DENİZLİ HABERLERİ

Pamukkale travertenleri su kaynaklarının azalmasıyla kararmaya başladı!

UNESCO Dünya Mirası Pamukkale'nin simgesi haline gelen travertenler, termal su kaynaklarının ciddi şekilde azalmasıyla yok olma tehdidi altında. Geçmişte saniyede 450 litre olan su debisi, günümüzde 150 litreye kadar düşerek travertenlerde kararmaya yol açıyor.

Abone Ol

UNESCO Dünya Kültür Mirası listesinde yer alan Pamukkale'nin eşsiz travertenlerini besleyen termal su kaynakları ciddi bir tehlike altında. Kaynakların debisi, geçmişteki 450 litre/saniyeden 150 litre/saniyeye kadar dramatik bir düşüş gösterirken, bu durum "beyaz cennetin" kararmasına ve geri dönülemez bir tahribatla karşı karşıya kalmasına neden oluyor. Bölgedeki turizm yetkilileri ve işletmeciler, bu duruma çözüm olarak tesislere doğalgaz altyapısının getirilmesini talep ediyor.

Turizmciler harekete geçti: Doğalgaz ile termal kaynaklar korunmalı

Pamukkale Hierapolis Örenyeri, her yıl yaklaşık 2,5 milyon ziyaretçiyi ağırlayarak Türkiye'nin en önemli turizm destinasyonlarından biri olma özelliğini taşıyor. Ancak bölgedeki jeotermal kaynakların bilinçsiz kullanımı, travertenlerin geleceğini tehdit ediyor. Turizmciler, özellikle kış aylarında bazı pansiyonların ısınma amaçlı termal su kullanmasının, su tüketimini aşırı derecede artırdığına dikkat çekiyor. Bu durum, sadece Pamukkale'nin beyaz travertenlerini değil, aynı zamanda şifa kaynağı olarak bilinen Karahayıt'ın kırmızı termal suyunu da kuruma riskiyle karşı karşıya bırakıyor.
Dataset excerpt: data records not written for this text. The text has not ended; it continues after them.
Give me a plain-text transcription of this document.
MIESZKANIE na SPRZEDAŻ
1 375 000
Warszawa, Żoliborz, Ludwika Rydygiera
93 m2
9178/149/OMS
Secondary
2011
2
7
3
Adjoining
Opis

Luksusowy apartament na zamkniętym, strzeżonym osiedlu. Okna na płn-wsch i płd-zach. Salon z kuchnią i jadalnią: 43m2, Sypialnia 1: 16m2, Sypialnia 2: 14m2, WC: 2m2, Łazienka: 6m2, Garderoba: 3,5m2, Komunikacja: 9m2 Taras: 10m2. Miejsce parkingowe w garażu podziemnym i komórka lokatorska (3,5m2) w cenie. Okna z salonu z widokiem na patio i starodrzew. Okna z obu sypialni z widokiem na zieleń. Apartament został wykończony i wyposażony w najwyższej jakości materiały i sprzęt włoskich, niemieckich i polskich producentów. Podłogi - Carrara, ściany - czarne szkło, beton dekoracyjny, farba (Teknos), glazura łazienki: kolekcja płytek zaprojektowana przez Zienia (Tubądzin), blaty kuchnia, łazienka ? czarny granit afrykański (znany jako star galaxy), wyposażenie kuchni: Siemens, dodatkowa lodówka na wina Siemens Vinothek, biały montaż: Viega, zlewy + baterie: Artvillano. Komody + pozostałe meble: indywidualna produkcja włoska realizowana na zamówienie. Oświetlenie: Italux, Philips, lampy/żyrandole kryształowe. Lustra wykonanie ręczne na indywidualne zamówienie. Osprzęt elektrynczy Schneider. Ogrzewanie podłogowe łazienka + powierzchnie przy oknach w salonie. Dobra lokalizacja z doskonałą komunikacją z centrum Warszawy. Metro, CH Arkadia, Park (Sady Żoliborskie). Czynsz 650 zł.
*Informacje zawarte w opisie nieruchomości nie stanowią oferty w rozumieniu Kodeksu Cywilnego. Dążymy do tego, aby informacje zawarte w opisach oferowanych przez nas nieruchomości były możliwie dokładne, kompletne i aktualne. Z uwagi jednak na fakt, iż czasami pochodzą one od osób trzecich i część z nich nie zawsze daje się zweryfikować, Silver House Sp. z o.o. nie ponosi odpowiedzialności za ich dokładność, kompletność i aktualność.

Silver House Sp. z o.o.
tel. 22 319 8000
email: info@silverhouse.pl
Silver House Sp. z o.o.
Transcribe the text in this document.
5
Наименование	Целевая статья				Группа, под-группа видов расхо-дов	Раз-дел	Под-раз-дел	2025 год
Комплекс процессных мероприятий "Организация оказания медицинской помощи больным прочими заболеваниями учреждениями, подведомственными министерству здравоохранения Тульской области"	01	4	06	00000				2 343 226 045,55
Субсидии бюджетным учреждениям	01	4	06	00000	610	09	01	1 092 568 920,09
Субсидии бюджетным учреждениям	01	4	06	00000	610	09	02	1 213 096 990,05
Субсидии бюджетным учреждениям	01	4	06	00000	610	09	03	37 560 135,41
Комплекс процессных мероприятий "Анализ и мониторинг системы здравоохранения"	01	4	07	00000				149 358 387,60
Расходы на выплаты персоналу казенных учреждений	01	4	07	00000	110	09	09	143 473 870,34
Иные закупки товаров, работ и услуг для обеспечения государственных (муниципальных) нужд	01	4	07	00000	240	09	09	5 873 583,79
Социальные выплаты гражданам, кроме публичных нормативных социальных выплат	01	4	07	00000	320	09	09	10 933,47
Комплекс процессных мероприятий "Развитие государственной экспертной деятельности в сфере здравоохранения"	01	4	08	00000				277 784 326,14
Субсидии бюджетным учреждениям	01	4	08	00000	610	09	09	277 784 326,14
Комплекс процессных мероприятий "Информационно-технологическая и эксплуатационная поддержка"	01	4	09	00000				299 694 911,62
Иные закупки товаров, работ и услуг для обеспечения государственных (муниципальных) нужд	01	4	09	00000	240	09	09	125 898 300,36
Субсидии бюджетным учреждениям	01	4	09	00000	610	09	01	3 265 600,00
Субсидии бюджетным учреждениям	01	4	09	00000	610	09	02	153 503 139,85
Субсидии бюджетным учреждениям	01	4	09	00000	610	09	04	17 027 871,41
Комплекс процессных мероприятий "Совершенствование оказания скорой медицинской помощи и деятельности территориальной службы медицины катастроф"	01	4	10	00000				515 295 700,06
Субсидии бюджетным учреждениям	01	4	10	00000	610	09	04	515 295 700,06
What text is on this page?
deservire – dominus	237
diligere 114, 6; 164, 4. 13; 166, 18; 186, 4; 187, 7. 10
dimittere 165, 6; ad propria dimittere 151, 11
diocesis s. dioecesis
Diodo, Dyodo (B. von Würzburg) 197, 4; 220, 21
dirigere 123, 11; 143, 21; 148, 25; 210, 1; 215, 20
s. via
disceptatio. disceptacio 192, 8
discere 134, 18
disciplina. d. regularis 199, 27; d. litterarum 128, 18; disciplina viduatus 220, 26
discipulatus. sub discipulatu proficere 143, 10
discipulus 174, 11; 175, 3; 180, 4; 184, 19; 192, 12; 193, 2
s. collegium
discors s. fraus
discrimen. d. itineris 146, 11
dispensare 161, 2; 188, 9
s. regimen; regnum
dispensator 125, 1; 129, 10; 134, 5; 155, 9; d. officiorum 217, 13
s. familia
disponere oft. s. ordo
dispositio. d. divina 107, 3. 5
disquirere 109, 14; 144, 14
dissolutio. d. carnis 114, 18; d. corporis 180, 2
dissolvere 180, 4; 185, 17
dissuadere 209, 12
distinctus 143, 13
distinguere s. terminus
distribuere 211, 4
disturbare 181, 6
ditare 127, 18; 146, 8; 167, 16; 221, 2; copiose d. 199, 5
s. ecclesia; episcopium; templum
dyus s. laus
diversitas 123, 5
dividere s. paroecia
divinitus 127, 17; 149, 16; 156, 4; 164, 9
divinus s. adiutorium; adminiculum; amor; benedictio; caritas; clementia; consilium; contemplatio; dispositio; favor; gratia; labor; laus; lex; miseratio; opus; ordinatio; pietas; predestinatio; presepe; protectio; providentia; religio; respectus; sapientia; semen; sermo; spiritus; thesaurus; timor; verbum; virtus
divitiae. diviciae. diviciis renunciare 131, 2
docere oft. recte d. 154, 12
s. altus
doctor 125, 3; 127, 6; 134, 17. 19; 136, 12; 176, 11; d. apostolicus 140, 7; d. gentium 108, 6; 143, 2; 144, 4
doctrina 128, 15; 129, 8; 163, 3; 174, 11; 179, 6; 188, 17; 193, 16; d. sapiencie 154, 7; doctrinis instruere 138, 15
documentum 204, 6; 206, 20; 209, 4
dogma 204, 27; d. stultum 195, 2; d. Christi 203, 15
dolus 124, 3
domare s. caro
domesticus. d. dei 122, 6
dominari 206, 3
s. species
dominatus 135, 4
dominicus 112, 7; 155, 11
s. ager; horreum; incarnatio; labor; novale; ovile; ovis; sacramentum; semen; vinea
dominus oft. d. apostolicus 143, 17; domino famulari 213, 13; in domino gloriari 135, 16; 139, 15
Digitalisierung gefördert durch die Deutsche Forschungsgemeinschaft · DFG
Doğalgaz, hem maliyeti hem de su tüketimini azaltacak

Adempira Termal Otel Genel Müdürü Recep Altuntaş, bölgedeki tesislerin çoğunun ısıtma için dökme gaz kullandığını ve bunun, hat üzerinden sağlanan doğalgaza kıyasla çok daha maliyetli olduğunu belirtti. Altuntaş, bu yüksek maliyetin küçük pansiyonları termal suyu ısınma amaçlı kullanmaya ittiğini vurguladı. "Dökme gaz ile doğalgaz arasındaki maliyet farkı rekabet edilebilir bir fark değil," diyen Altuntaş, Pamukkale ve Karahayıt mahallelerine doğalgaz hattının getirilmesinin hem işletmelerin giderlerini önemli ölçüde azaltacağını hem de termal suyun gereksiz kullanımını önleyeceğini ifade etti.

Altuntaş, doğalgazın getirilmesi durumunda işletmelerin ısınma ihtiyaçlarını bu yolla karşılayacağını ve termal suyu sadece asıl amacı olan şifa havuzlarında kullanacağını söyledi. Bu stratejik adımın, değerli termal kaynakların korunmasına büyük katkı sağlayacağını ve bölgenin doğal güzelliklerinin gelecek nesillere aktarılmasını garantileyeceğini ekledi. Büyük otellerin zaten dökme gaz kullanması, küçük ölçekli işletmelerin de doğalgaz ağına dahil edilmesiyle topyekün bir tasarruf hamlesi başlatılmış olacak. Turizmciler, yetkililere bu konuda acil adımlar atılması için çağrıda bulunuyor.